Western Living

JULIE VAN ROSENDAAL

Author of Dirty Food, Calgary

- —Anicka Quin

FHer first cookbook, One Smart Cookie, was self-published and stored in her parents' garage—10,000 copies in all. Twenty years, four publishers and 10 more cookbooks later, Julie Van Rosendaal has become a household name both in the West and across Canada, penning columns in newspapers and magazines like this one and greeting listeners on Calgary Eyeopener, CBC Radio's morning show. It's all very on-point for a woman whose childhood dream was to become the food editor of Canadian Living.
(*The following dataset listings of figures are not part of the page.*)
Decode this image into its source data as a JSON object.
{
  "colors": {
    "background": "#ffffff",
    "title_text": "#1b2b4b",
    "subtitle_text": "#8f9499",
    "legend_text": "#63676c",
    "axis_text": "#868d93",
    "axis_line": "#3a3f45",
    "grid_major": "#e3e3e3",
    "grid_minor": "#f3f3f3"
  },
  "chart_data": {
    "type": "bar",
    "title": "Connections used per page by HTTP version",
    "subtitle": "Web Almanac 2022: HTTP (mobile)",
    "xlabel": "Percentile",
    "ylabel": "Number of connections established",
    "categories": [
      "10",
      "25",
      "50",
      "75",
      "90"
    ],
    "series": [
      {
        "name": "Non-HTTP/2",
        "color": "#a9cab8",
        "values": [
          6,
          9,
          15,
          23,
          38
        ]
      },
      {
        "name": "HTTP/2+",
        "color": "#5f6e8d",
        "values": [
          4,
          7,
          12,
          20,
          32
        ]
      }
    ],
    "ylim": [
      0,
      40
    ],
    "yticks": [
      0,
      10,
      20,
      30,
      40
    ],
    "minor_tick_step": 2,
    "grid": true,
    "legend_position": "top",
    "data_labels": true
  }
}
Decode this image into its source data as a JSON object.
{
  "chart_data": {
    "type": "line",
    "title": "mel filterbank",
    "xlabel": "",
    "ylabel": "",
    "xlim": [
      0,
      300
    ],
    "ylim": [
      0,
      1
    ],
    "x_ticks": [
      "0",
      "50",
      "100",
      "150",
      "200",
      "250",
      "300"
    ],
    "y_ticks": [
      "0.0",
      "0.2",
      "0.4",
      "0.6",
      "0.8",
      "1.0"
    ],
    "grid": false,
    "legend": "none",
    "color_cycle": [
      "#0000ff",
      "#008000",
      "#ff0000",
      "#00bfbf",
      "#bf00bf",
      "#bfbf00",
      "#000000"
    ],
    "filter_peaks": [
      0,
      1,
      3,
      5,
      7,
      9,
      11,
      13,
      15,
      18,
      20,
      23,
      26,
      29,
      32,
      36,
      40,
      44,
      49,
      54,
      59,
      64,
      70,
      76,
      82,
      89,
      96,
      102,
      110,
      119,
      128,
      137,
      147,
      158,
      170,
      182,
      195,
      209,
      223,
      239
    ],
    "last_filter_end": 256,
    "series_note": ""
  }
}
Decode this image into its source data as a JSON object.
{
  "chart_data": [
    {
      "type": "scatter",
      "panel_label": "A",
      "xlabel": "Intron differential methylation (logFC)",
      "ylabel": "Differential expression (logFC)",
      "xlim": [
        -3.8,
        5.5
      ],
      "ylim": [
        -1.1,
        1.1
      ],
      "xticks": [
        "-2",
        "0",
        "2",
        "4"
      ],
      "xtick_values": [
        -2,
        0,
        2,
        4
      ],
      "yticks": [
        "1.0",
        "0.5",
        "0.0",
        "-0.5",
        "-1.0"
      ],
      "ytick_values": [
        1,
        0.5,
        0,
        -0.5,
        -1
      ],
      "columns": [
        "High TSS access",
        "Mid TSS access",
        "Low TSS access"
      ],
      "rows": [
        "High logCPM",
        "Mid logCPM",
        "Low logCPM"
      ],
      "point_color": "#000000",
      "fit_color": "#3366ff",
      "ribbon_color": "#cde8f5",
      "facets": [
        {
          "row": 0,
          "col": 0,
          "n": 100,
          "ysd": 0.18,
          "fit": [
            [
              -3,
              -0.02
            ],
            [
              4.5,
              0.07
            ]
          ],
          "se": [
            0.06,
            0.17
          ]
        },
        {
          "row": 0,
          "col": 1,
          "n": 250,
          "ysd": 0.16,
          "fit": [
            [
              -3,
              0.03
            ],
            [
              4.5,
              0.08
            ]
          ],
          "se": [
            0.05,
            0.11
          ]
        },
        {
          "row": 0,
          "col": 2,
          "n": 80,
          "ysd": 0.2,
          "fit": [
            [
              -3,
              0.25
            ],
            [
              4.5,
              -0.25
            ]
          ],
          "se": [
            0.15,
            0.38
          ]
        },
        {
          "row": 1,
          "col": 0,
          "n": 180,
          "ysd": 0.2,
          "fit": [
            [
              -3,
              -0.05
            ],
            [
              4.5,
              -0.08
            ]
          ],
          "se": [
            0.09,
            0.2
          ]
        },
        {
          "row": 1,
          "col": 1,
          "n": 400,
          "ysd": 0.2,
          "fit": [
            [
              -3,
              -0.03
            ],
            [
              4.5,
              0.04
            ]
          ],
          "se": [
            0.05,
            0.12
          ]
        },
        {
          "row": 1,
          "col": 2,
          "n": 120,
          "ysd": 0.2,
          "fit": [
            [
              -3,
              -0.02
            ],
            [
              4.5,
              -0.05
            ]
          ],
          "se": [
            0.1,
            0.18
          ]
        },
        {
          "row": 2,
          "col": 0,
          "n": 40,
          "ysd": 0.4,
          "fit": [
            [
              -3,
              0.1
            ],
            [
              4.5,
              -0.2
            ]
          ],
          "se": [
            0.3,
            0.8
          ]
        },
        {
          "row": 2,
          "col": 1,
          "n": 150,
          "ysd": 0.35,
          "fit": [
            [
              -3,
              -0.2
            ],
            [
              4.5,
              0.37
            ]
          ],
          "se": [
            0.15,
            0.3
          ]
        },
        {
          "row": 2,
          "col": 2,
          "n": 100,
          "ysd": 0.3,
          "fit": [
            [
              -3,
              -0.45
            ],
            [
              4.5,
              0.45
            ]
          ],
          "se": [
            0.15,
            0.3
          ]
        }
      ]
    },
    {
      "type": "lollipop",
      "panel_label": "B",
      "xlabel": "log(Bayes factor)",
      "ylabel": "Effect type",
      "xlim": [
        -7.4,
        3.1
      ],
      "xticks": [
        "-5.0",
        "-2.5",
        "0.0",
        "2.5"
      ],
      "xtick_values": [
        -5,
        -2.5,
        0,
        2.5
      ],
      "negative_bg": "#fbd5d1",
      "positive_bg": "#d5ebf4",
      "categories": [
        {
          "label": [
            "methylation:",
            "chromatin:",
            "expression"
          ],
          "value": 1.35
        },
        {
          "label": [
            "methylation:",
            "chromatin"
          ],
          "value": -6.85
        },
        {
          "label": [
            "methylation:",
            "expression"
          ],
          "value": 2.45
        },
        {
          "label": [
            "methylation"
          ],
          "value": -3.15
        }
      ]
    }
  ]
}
But her latest venture, Dirty Food, feels different. In some ways it's her most personal cookbook, and it just might be the catalyst to something much bigger. Just over a year ago, she tweeted a picture of Gwyneth Paltrow's latest celebratio­n of so-called “clean eating,” The Clean Plate. “I tweeted: We need to start a ‘dirty food movement,'” explains Van Rosendaal, “and I got thousands of likes and retweets, with people saying, ‘Sign me up!'”

Van Rosendaal started to think about what that would look like—a mindset where socalled “clean eating” doesn't hold the power that it does. “We're living in a world where more people than ever are coming up with these parameters about the way we eat,” she says. “But when it comes to ‘clean eating,' it doesn't mean anything—it's a marketing term. Yes, it's whole ingredient­s and cooking from scratch, but that's 90 percent of cookbooks that are on the shelf.”

When something is labelled as clean, says Van Rosendaal, it becomes virtually or morally superior—and not just the foods themselves but also the people who eat them. She figured it was time to get rid of some food shaming. Dirty Food celebrates the gooey, the messy, the sticky: food that's meant to be shared and celebrated, like sloppy joes, sticky buns and mud pies. “A lot are just physically messy,” she laughs. “People need permission to be ok with that.”